The intelligence reports were summaries of monitored conversations — primarily between foreign officials discussing the Trump transition, but also in some cases direct contact between members of the Trump team and monitored foreign officials. One U.S. official familiar with the reports said they contained valuable political information on the Trump transition such as whom the Trump team was meeting, the views of Trump associates on foreign policy matters and plans for the incoming administration.
(I would like to know who these unnamed officials are, and whether they are reliable. Is there a reason for them to remain unnamed? After all, even President Trump objects to the use of anonymous sources.)
David French cautions that we don’t know enough (yet) to be outraged, and also contrasts two basic assumptions and the subsequent responses therein:
If you’re operating under the assumption or strong suspicion that Americans working with Trump were engaged in improper communications with Russia, then the unmasking requests look a lot like due diligence. Also, if you have a baseline level of trust for the Obama administration, then it’s easy to imagine that unmasking was necessary or important for context even if conversations didn’t directly pertain to Russia but instead to other issues of “foreign intelligence value.” In such circumstances, unmasking looks a lot less pernicious.
However, if you’re operating under the assumption or strong suspicion that claims of Trump campaign collusion with Russia represent nothing more than malicious conspiracy theories, then the news takes on a much darker hue. Also, many others (like me) look at the Obama administration’s well-documented record of falsehoods and surveillance abuses and have a trust level for Susan Rice that hovers somewhere near zero.

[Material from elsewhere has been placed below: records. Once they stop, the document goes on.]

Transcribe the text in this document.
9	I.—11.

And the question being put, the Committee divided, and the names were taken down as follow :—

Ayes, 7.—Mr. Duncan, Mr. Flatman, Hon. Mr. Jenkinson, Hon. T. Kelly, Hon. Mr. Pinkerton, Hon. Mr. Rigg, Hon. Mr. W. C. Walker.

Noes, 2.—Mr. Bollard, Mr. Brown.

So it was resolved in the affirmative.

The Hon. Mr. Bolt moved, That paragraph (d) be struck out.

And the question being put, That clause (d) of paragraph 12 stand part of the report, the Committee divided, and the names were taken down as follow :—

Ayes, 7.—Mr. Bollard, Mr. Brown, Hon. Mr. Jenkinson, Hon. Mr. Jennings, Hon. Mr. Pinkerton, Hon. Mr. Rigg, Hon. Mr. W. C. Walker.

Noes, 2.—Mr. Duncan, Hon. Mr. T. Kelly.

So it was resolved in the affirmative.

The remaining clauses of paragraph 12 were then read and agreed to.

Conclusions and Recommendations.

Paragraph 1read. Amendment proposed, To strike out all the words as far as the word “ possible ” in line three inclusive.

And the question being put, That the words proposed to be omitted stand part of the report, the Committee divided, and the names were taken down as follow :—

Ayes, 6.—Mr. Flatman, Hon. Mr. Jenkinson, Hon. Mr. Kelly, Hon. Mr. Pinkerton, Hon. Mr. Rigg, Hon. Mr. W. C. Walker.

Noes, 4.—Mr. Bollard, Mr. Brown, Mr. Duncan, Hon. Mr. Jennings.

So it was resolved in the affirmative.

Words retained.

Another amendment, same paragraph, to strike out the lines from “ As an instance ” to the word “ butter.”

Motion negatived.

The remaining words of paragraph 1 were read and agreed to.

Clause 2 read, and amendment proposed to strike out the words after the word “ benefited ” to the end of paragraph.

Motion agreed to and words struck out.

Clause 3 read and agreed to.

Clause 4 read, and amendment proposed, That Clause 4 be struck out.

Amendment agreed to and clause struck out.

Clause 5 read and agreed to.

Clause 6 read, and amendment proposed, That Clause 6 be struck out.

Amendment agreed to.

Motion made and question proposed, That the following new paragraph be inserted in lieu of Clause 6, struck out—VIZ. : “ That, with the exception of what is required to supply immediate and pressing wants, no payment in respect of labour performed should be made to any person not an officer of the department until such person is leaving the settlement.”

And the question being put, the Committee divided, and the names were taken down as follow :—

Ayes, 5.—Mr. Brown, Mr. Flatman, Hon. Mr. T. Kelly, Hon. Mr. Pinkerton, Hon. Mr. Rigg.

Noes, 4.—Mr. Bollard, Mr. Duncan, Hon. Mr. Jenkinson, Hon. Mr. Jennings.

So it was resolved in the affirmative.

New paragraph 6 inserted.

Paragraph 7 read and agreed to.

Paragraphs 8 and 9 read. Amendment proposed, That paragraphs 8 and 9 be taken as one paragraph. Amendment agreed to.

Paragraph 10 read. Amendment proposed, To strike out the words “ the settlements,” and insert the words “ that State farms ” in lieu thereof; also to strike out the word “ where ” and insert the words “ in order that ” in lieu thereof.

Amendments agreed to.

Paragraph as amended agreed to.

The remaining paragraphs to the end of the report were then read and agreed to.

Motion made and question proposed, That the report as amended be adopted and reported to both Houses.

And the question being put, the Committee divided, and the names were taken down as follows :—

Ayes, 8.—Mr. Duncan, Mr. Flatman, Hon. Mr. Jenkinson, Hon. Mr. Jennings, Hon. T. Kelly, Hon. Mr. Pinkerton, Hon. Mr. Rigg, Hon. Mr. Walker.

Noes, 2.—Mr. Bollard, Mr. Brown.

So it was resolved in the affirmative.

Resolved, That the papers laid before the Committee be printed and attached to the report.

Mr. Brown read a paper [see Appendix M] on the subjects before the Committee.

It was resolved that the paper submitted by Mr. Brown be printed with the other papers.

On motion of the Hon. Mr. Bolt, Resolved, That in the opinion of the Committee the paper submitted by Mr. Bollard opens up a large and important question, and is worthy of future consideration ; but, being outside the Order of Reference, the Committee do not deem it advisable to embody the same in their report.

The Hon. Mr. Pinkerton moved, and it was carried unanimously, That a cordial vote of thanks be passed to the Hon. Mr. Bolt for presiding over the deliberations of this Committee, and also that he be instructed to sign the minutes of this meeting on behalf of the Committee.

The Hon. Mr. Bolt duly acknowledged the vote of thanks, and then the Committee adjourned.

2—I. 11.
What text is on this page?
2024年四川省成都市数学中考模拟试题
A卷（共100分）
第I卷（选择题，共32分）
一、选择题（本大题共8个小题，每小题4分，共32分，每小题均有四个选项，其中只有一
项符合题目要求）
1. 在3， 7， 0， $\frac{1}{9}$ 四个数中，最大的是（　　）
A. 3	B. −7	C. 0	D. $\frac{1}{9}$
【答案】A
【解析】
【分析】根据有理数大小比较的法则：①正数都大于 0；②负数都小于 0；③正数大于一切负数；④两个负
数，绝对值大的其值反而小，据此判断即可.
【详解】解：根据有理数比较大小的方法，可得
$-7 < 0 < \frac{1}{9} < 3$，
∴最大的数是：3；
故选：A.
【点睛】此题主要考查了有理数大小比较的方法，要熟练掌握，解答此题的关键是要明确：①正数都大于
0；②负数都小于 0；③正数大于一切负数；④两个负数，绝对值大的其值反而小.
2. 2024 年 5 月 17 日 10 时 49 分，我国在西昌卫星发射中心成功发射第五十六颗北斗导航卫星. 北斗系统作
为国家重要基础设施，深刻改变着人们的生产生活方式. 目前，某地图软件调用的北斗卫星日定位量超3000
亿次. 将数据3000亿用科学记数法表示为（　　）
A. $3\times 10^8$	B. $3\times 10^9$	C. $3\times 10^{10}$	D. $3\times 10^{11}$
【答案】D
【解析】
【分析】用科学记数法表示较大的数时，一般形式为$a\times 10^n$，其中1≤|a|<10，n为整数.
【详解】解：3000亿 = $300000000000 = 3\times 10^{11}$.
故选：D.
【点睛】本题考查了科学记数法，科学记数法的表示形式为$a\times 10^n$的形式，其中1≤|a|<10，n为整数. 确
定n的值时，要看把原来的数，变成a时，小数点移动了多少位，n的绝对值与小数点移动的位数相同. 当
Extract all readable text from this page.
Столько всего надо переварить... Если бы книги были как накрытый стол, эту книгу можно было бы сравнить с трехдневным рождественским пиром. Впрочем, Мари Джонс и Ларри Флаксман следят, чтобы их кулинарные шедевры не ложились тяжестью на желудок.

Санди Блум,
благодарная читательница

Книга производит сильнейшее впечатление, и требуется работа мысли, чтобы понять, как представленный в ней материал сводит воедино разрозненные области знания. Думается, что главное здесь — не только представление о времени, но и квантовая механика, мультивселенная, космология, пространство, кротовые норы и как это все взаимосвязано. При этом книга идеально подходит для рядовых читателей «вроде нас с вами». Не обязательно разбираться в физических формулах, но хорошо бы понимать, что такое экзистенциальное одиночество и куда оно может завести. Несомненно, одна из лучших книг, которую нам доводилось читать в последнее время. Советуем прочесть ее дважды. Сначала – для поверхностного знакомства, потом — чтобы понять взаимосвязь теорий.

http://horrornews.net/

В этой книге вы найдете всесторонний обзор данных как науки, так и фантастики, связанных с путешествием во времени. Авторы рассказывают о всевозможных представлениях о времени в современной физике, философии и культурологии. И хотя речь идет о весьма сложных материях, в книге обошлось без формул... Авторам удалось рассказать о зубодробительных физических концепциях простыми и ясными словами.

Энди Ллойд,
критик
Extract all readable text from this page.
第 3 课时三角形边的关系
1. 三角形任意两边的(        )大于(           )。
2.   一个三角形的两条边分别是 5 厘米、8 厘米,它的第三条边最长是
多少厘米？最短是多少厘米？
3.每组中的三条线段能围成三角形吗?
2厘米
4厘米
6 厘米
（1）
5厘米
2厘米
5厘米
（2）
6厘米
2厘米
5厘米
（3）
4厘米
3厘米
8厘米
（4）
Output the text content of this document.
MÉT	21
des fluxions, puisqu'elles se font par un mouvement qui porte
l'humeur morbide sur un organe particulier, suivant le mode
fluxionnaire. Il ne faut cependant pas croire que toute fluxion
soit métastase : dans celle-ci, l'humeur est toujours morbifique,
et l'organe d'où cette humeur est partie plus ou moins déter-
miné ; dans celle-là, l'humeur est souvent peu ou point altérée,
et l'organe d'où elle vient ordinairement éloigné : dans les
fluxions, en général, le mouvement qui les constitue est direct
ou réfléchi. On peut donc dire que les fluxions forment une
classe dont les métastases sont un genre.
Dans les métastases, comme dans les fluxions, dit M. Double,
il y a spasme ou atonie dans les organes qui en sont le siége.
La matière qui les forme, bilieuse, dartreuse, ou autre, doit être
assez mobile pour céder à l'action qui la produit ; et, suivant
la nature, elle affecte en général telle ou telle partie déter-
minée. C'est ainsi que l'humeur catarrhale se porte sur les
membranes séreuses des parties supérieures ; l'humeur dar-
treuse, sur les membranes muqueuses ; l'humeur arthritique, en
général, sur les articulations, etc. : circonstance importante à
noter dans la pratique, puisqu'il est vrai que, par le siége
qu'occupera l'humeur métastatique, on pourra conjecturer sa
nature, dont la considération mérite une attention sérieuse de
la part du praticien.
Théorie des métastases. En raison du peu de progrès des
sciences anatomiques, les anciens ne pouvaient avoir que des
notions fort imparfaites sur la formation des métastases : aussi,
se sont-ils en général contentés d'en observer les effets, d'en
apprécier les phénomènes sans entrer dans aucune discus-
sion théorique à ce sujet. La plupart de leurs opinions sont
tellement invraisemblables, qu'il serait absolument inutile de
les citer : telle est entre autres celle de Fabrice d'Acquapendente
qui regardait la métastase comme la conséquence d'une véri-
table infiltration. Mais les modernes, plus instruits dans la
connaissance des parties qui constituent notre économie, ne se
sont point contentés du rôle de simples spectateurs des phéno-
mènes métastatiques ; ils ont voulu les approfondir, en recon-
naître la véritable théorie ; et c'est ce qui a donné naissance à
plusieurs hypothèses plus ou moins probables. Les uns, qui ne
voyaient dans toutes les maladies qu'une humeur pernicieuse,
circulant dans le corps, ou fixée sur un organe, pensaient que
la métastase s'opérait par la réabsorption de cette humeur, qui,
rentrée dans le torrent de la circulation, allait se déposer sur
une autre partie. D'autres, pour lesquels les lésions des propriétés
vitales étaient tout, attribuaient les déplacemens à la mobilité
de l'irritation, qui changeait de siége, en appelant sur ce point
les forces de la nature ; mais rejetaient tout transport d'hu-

In this circumstance, unmasking looks a lot less like due diligence, and a lot more like an abuse of power.
With that, Adam Housley of Fox News reported this today:
Multiple sources tell Fox News that Susan Rice, former national security adviser under then-President Barack Obama, requested to unmask the names of Trump transition officials caught up in surveillance.
The unmasked names, of people associated with Donald Trump, were then sent to all those at the National Security Council, some at the Defense Department, then-Director of National Intelligence James Clapper and then-CIA Director John Brennan – essentially, the officials at the top, including former Rice deputy Ben Rhodes.
The names were part of incidental electronic surveillance of candidate and President-elect Trump and people close to him, including family members, for up to a year before he took office.
Republican lawmakers are now calling for an FBI investigation into whether Susan Rice broke any criminal laws, and whether “the material gleaned from the Rice unmasking is the material fed to the media in an attempt to do political damage to the Trump administration and, if so, who was responsible for leaking it.”
Also, as of today, Rice has not responded to inquiries made regarding this latest news. But as Lake reminds us, last month Rice denied knowing anything about reports indicating that Trump and his transition staff had been swept up in incidental intel collection: “I know nothing about this,” adding, “I was surprised to see reports from Chairman Nunes on that account today.”